Motor performance tests

To assess general fine motor skills, we used the MPT series (Schuhfried GmbH, Mödling, Austria, version 6.34.001). The work panel (see Fig. 1: the MPT work panel (https://www.schuhfried.com/test/MLS), W × H × D: 300 × 300 × 15 mm.) contained holes, grooves and contact surfaces. To perform most of the sub-tests, 2 metal rods (each 150 mm long, containing a 30 mm long contact pin) were used as a “pointing device” by the subjects. Nearly all tasks were performed with the dominant hand first and then with the non-dominant hand (see below for exceptions).
Fig. 1

The MPT work panel (https://www.schuhfried.com/test/MLS), sketch kindly supplied by Schuhfried GmbH

We applied the test form according to Schoppe & Hamster (https://www.schuhfried.com/test/MLS), which contains seventeen sub-tests. In the sub-test “Steadiness”, participants were required to steadily hold one of the metal rods with one hand in a hole (5 mm diameter), without touching the walls or the bottom, for a duration of 32 s. Number and duration of touches were recorded as errors in this sub-test, which can be considered as a test for tremor or involuntary shaking of the hand.
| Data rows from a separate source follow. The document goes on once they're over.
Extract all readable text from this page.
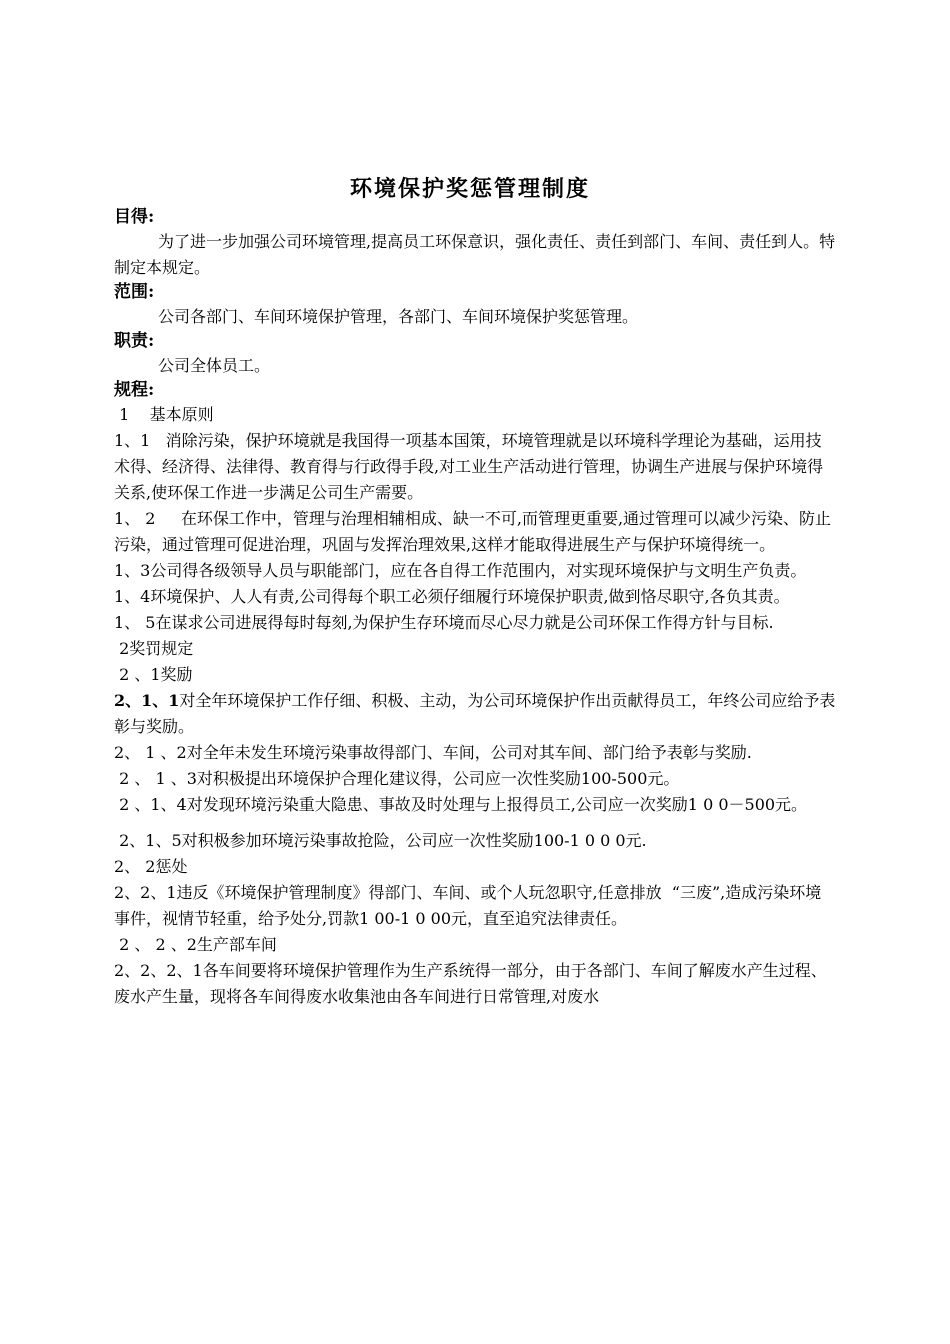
环境保护奖惩管理制度
目得:
为了进一步加强公司环境管理,提高员工环保意识，强化责任、责任到部门、车间、责任到人。特制定本规定。
范围:
公司各部门、车间环境保护管理，各部门、车间环境保护奖惩管理。
职责:
公司全体员工。
规程:
1    基本原则
1、1   消除污染，保护环境就是我国得一项基本国策，环境管理就是以环境科学理论为基础，运用技术得、经济得、法律得、教育得与行政得手段,对工业生产活动进行管理，协调生产进展与保护环境得关系,使环保工作进一步满足公司生产需要。
1、 2     在环保工作中，管理与治理相辅相成、缺一不可,而管理更重要,通过管理可以减少污染、防止污染，通过管理可促进治理，巩固与发挥治理效果,这样才能取得进展生产与保护环境得统一。
1、3公司得各级领导人员与职能部门，应在各自得工作范围内，对实现环境保护与文明生产负责。
1、4环境保护、人人有责,公司得每个职工必须仔细履行环境保护职责,做到恪尽职守,各负其责。
1、 5在谋求公司进展得每时每刻,为保护生存环境而尽心尽力就是公司环保工作得方针与目标.
2奖罚规定
2 、1奖励
2、1、1对全年环境保护工作仔细、积极、主动，为公司环境保护作出贡献得员工，年终公司应给予表彰与奖励。
2、 1 、2对全年未发生环境污染事故得部门、车间，公司对其车间、部门给予表彰与奖励.
2 、 1 、3对积极提出环境保护合理化建议得，公司应一次性奖励100-500元。
2 、1、4对发现环境污染重大隐患、事故及时处理与上报得员工,公司应一次奖励1 0 0－500元。
2、1、5对积极参加环境污染事故抢险，公司应一次性奖励100-1 0 0 0元.
2、 2惩处
2、2、1违反《环境保护管理制度》得部门、车间、或个人玩忽职守,任意排放  “三废”,造成污染环境事件，视情节轻重，给予处分,罚款1 00-1 0 00元，直至追究法律责任。
2 、 2 、2生产部车间
2、2、2、1各车间要将环境保护管理作为生产系统得一部分，由于各部门、车间了解废水产生过程、废水产生量，现将各车间得废水收集池由各车间进行日常管理,对废水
The “Line tracking” test required leading one of the metal rods through a 5 mm wide and 5 mm deep groove without touching the walls or the bottom. The required time and number of errors was recorded. This sub-test was only performed with the dominant hand.

The sub-test “Aiming” required the subjects to combine a fast vertical movement with a slower horizontal displacement of the limb by tapping successively on 20 adjacent metal circles with a metal rod as quickly as possible (circle diameter: 0.35 cm, midpoint-to-midpoint distance: 1.1 cm). Sliding the rod across the circles, as well as not touching a circle at all, was counted as an error. The number of errors and the required time were recorded.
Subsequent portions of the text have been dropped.